Wie schädlich ist die E-Zigarette?

Die E-Zigarette hat sich in den letzten Jahren immer mehr etabliert und erfreut sich bei vielen Rauchern großer Beliebtheit. Jüngste Vorfälle zeigen aber nun, dass auch Dampfen nicht ungefährlich ist. Über Langzeitschäden ist beispielsweise noch nichts bekannt, wie Carolin Scheliga von der ASL erklärt.
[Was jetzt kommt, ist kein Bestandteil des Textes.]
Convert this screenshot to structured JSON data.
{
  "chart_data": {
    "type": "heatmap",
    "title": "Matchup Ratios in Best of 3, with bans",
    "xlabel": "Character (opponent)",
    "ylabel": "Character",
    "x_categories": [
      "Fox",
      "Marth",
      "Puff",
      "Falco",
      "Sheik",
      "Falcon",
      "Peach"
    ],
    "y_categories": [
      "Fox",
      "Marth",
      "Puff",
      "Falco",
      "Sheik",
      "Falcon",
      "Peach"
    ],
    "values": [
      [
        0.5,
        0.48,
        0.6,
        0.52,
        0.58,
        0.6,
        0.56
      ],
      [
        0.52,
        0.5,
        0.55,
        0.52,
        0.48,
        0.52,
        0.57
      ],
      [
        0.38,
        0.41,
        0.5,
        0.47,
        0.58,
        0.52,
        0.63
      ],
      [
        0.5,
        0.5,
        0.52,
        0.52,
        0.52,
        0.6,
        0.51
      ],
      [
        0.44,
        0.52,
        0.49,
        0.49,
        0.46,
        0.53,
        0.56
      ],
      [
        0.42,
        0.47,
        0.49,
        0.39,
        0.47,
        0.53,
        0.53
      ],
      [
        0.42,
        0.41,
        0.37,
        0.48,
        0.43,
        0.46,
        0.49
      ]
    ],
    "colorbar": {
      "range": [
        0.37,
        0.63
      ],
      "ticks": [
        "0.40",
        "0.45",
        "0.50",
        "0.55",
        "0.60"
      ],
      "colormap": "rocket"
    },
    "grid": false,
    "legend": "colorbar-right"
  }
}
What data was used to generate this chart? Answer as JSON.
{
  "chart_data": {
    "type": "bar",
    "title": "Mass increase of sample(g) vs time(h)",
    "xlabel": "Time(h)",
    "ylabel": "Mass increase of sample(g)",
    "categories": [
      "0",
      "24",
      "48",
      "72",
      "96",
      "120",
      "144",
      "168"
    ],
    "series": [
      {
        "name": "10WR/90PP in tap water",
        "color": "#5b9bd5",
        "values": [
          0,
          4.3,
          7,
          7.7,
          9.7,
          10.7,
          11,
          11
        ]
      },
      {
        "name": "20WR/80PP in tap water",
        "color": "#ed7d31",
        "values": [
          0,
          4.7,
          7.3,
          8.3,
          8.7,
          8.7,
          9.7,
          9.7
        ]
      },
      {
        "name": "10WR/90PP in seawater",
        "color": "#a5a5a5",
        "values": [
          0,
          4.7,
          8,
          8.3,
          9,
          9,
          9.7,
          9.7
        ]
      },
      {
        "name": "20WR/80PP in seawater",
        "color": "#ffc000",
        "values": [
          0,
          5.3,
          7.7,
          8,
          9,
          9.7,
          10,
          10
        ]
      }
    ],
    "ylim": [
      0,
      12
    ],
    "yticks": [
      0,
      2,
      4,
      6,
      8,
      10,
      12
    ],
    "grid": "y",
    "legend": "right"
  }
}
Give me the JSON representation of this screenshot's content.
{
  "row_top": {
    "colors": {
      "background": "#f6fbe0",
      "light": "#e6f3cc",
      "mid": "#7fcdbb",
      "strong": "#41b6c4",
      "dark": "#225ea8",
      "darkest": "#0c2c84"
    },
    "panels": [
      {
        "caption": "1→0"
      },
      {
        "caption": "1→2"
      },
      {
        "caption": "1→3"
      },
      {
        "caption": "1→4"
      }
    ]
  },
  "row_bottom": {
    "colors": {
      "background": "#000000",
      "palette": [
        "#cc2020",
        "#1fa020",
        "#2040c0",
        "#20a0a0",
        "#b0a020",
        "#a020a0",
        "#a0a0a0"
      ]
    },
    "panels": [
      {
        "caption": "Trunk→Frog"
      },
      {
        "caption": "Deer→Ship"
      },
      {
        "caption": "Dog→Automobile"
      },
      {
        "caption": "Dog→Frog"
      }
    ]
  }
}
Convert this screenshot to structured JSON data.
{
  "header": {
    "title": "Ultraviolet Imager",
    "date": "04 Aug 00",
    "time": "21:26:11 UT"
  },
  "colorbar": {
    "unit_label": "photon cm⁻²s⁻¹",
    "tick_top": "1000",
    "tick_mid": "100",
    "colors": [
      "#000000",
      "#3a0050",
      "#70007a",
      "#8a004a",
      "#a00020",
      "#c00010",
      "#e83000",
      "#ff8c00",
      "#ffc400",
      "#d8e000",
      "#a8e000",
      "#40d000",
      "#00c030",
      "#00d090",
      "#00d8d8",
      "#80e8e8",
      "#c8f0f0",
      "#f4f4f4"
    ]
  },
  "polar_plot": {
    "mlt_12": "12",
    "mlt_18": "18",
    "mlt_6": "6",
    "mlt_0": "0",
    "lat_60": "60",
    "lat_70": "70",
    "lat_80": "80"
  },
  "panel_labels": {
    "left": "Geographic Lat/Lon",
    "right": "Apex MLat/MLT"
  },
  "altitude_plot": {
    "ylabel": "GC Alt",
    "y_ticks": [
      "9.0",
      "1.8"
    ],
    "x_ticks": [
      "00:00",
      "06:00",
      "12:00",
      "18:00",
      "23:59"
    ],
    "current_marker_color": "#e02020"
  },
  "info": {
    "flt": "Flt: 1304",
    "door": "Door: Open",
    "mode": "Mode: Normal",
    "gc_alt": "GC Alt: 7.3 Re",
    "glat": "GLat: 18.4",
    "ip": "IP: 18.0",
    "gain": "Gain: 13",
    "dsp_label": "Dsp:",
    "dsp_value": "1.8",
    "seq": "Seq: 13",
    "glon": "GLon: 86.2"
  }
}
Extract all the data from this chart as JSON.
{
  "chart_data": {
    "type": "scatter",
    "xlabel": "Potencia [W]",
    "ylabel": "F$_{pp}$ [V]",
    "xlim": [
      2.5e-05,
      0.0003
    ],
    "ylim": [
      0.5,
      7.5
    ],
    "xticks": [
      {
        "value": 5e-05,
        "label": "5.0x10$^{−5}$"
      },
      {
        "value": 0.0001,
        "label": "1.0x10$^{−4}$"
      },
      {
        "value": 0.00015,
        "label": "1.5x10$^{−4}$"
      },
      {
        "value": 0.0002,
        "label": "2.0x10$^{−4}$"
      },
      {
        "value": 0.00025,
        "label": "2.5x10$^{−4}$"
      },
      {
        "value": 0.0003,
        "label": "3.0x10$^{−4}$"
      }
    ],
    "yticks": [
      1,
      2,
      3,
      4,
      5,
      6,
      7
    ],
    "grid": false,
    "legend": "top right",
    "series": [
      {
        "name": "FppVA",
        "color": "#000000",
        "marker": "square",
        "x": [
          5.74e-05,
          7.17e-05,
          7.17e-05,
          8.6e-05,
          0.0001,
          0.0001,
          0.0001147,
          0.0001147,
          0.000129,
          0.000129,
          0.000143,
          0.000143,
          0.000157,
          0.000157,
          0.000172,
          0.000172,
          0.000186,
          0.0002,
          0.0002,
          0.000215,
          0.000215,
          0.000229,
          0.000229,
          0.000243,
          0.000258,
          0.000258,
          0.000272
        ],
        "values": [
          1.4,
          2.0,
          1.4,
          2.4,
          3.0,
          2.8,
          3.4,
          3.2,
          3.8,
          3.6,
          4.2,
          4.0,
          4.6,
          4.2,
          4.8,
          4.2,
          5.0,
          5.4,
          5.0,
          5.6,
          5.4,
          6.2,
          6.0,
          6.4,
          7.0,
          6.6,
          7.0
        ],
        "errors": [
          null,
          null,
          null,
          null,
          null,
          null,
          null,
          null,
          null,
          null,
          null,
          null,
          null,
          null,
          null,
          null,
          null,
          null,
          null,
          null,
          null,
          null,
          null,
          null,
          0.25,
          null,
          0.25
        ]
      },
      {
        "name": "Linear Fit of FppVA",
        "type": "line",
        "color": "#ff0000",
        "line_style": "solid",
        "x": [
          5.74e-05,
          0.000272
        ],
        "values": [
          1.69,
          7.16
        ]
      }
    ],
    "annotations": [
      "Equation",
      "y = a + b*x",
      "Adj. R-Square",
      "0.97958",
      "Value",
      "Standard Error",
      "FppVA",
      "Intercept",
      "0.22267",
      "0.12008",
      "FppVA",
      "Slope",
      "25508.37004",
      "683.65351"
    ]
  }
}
E-Zigarette (Bild: Nicolas Maeterlinck/Belga)

Bild: Nicolas Maeterlinck/Belga

Ein Nichtraucher empfindet den Rauch einer Zigarette meist als sehr unangenehm. Die E-Zigarette riecht aber angenehm – zum Beispiel nach Kaffee. „Es gibt Unterschiede zwischen normalen Zigaretten, E-Zigaretten und Shishas“, erklärt Carolin Scheliga von der Arbeitsgemeinschaft für Suchtvorbeugung und Lebensbewältigung. „Die Shishas sind in der Regel wesentlich gesundheitsschädigender als normale Zigaretten.“

„Und bei der E-Zigarette ist es jetzt so, dass da Liquids benutzt werden, die zum Teil Nikotin enthalten, zum Teil nicht. Die meisten enthalten auch Aromen. Da weiß man von den Langzeitschäden noch nichts, weil die noch nicht so lang auf dem Markt sind, aber man geht davon aus, dass sie Langzeitschäden verursachen können.“ Selbst ohne Nikotin ist die E-Zigarette also nicht ungefährlich, denn es werden immer noch Schadstoffe in den Körper abgegeben.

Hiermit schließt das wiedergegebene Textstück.